Tenía un pequeño capital que su madre había juntado con sus manos de ángel para las labores delicadas como los callos, que se te pegan a la pota si dejas de mirarlos, la tarta capuchina y el bordado, lo suyo y en lo que era la número diez, la campeona. Se había dejado ojos y pestañas labrando trajes de bautismo, de novia y de primera comunión, y hasta manteles para el altar mayor de catedrales. Hale, venga, a ver qué se me ocurría.

Dedíquese a vender tabaco, le dije. Soltó algo muy parecido a un relincho. Sí, claro, estupendo en estos tiempos en que se persigue a los fumadores. Usted está chiflada o es una graciosa que trata de tomarme el pelo que no tengo. Le puntualicé que me refería a tabaco de mascar o de esnifar como el rapé, que no produce humo y sólo dañan la salud del consumidor, y que, de paso, podía dedicarse también a la venta de escupideras para que el masticador tirase los desperdicios de su masticado. Empezó a estirajarse una oreja hasta dejarla lívida como un lirio morado. Luego movió la cabeza y masculló que había visto demasiadas películas de vaqueros, por las que nos volvíamos churro los críos de mi época, que era la suya, y que para él representaban lo mejor de la vida, pues la tarde de cine del domingo le alegraba el resto de la semana, sobre todo si el mocín era Alan Ladd, aunque fuese un canijo.
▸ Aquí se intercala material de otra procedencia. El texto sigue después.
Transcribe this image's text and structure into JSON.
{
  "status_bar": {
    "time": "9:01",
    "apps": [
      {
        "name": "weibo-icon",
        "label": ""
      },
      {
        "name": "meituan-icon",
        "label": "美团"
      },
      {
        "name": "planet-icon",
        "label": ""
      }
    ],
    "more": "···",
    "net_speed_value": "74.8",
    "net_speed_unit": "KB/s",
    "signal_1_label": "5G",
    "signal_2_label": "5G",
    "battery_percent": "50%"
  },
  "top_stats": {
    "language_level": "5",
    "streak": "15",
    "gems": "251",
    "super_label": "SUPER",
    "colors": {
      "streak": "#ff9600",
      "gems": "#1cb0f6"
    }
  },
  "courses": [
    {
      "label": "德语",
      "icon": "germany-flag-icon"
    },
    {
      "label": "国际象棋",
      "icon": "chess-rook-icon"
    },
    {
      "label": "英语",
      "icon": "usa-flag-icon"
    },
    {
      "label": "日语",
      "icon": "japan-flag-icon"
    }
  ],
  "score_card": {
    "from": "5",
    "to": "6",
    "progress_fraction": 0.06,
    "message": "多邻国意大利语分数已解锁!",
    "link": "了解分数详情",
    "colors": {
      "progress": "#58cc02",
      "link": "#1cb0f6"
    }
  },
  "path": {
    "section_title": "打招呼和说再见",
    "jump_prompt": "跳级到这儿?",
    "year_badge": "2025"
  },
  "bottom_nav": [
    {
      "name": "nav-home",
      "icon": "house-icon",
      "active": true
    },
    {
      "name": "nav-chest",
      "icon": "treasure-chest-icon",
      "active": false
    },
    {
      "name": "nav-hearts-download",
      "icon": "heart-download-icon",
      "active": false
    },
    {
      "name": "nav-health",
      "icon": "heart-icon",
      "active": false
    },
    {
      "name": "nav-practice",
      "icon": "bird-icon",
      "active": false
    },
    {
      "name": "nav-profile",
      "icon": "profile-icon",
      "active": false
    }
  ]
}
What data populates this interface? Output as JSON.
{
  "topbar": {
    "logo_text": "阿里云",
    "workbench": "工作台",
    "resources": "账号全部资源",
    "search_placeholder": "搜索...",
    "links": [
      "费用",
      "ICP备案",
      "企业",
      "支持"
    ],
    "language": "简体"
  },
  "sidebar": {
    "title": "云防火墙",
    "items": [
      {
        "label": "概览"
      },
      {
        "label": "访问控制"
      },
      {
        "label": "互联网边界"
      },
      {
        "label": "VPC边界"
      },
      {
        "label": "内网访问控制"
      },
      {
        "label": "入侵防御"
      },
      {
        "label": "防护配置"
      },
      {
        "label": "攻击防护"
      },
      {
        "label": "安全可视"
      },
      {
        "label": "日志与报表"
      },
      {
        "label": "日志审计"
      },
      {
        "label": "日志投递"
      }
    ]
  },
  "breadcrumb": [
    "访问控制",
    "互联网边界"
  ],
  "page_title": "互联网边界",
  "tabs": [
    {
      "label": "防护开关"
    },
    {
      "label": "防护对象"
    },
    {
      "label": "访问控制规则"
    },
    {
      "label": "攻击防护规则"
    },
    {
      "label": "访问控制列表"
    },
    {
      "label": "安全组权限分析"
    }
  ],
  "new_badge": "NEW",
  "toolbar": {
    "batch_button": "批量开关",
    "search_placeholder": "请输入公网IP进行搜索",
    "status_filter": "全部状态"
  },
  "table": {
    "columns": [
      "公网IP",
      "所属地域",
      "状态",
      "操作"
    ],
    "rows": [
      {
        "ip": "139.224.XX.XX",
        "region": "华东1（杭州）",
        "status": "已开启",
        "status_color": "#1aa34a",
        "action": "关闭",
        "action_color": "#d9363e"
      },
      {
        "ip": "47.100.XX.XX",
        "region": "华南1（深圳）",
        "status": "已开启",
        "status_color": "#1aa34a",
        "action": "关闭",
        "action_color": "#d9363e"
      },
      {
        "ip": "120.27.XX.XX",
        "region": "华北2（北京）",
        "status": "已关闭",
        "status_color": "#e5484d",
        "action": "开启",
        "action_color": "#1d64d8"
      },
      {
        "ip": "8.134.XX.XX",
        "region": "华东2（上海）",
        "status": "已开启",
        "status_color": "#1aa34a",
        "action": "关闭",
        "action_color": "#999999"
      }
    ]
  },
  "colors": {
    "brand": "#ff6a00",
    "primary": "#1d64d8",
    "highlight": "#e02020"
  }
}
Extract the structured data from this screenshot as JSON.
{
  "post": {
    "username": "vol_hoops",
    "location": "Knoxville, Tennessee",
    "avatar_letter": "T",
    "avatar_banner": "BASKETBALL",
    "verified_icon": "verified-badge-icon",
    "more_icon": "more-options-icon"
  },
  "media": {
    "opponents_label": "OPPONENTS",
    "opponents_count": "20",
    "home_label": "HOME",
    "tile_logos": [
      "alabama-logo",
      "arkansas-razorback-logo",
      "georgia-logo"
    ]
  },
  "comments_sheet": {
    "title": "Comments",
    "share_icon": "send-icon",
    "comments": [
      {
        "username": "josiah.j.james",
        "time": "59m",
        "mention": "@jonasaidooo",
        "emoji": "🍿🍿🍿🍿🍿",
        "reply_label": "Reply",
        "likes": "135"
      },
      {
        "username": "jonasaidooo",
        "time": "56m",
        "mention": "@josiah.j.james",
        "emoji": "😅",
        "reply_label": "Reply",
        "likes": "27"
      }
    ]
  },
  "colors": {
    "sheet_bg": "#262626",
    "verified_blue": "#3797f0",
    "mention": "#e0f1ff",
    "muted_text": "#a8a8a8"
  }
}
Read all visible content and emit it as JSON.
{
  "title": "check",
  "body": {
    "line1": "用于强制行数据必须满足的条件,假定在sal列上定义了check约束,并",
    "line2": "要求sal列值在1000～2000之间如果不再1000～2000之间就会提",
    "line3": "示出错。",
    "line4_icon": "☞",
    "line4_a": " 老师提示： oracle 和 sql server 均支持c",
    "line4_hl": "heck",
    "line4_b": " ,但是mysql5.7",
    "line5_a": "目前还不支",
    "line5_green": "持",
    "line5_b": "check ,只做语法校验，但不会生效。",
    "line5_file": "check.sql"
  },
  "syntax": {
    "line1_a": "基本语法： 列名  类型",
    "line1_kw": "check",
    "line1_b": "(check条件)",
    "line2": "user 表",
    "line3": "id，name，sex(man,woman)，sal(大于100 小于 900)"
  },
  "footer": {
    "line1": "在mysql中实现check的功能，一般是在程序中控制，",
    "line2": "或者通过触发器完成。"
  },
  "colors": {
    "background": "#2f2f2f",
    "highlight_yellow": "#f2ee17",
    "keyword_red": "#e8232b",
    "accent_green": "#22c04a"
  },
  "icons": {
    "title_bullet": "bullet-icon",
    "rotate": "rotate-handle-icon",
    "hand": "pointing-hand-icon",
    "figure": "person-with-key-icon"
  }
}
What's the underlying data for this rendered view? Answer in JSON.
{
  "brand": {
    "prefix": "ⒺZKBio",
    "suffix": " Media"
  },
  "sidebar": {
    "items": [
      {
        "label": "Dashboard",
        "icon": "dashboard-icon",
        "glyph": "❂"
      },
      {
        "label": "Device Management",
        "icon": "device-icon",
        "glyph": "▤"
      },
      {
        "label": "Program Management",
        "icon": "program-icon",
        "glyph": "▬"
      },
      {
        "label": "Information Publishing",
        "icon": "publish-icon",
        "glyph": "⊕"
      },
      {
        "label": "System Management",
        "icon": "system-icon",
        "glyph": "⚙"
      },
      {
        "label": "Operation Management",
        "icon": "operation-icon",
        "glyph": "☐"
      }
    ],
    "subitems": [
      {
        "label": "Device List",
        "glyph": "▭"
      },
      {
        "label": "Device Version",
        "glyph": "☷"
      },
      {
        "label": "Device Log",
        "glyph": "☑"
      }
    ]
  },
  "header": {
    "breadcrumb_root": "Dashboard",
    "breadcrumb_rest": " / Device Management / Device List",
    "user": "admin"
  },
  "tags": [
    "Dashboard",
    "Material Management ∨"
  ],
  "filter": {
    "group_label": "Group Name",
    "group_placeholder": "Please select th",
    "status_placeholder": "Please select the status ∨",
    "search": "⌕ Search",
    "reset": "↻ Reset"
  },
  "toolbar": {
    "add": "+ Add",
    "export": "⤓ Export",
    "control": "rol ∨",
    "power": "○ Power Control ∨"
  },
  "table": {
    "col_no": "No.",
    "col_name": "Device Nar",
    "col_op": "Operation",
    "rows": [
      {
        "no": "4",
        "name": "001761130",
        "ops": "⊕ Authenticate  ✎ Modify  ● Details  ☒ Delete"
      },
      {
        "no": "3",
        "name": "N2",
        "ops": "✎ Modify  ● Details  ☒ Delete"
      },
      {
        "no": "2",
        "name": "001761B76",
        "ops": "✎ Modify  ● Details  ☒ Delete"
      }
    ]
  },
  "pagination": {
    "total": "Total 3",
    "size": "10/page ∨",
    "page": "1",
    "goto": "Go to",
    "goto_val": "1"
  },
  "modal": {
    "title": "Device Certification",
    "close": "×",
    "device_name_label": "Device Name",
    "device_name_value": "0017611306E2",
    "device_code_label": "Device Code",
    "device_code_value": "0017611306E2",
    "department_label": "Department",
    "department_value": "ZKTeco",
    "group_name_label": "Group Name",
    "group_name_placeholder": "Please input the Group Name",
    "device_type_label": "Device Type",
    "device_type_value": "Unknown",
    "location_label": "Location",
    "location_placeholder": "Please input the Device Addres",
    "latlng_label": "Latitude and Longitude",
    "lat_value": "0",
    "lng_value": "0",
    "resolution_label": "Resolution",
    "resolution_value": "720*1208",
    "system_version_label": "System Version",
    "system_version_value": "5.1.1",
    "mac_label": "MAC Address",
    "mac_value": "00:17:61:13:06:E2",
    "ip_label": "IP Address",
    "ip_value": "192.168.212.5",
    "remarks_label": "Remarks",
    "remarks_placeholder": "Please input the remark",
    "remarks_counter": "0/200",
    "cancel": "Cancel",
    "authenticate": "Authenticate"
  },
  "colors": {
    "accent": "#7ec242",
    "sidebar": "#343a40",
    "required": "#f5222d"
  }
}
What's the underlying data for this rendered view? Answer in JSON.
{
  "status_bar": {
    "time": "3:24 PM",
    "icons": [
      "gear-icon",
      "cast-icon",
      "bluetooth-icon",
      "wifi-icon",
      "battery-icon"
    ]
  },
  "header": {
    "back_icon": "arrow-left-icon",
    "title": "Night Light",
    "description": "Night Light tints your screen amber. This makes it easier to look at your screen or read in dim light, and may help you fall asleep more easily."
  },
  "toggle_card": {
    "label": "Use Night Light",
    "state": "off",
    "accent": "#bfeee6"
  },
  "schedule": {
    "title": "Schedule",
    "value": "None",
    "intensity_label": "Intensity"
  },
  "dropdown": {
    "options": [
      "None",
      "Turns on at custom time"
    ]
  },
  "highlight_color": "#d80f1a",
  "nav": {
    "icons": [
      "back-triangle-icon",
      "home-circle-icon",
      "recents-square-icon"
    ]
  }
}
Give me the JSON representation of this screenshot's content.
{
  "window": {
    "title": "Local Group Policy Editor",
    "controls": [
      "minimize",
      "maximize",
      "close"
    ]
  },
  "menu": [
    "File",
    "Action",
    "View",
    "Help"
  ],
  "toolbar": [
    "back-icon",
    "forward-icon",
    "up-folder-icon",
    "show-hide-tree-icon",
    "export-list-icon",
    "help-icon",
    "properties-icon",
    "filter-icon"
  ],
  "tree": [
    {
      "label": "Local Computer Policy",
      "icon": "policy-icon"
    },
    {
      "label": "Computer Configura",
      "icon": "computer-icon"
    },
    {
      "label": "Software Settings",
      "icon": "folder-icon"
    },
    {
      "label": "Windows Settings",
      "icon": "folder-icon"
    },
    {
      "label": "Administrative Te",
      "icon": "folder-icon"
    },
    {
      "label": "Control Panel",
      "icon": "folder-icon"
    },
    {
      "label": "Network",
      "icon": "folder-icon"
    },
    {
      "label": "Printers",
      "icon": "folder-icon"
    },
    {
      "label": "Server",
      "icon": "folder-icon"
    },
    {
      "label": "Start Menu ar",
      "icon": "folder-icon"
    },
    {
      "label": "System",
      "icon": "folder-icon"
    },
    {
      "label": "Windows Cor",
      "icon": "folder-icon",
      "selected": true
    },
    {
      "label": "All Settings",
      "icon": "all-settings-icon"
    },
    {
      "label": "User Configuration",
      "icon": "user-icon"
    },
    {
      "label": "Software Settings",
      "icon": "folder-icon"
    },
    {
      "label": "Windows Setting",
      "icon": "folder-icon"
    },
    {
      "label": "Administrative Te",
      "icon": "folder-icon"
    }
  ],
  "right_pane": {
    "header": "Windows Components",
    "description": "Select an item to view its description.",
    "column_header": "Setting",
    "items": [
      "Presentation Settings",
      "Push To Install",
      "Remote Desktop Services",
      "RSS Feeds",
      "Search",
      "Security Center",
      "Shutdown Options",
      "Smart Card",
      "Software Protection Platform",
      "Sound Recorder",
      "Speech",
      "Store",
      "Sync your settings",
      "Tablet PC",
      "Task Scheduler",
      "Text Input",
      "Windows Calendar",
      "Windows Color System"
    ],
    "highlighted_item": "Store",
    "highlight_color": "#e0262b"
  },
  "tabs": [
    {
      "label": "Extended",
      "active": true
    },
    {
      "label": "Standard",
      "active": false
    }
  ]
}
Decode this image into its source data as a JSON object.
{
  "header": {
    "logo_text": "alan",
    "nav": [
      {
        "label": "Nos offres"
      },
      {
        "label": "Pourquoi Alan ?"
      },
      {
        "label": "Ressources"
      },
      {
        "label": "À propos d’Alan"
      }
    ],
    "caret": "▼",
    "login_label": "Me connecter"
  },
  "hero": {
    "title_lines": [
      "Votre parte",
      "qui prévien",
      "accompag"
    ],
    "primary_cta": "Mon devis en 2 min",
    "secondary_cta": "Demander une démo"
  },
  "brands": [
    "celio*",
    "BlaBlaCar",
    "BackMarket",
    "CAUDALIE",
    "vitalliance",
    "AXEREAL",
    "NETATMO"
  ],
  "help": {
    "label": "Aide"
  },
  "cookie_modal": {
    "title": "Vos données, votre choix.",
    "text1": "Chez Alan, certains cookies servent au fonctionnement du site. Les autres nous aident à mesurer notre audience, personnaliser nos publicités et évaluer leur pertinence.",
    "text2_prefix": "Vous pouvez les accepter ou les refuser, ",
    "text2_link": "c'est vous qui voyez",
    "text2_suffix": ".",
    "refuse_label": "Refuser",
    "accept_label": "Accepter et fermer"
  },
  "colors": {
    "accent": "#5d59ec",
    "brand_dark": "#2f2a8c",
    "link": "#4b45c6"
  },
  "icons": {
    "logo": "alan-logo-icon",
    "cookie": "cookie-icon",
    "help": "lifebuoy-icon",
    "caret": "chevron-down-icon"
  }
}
Le di la razón, pero le aclaré que más que esa clase de filmes me habían gustado las novelas sobre la Guerra de Secesión, donde todos los personajes masculinos, fueran militares o civiles, del Norte o del Sur, no paraban de masticar y escupir tabaco. ¿Cree de verdad que eso tiene buen porvenir? Le aseguré que mi fe era muy limitada y que carecía del don de las videntes, por lo que no podía hablar del futuro, pero que lo cierto era que había mucha gente adicta a la nicotina que no quería verse libre de esa adicción ni tampoco paliarla con sucedáneos, fuesen cigarrillos, caramelos o chicles, por lo que, debido a la ley que convertía a los fumadores públicos en delincuentes, en toda la UE se recurriría al tabaco masticable, que, aparte de la ventaja de no incordiar a los no masticantes de esa hierba, podía ser consumido durante el trabajo, sin necesidad de salir a enfriarse las narices o a calentárselas en la calle, o en una sesión del Congreso o asistiendo a un funeral, siempre y cuando, claro, las mandíbulas se movieran con la discreción y delicadeza de la vaca más educada de todos los prados. Y, en último caso, podía solicitar permiso para poner fumaderos confortables por toda la ciudad, donde también pudieran servirse café, infusiones y alcohol.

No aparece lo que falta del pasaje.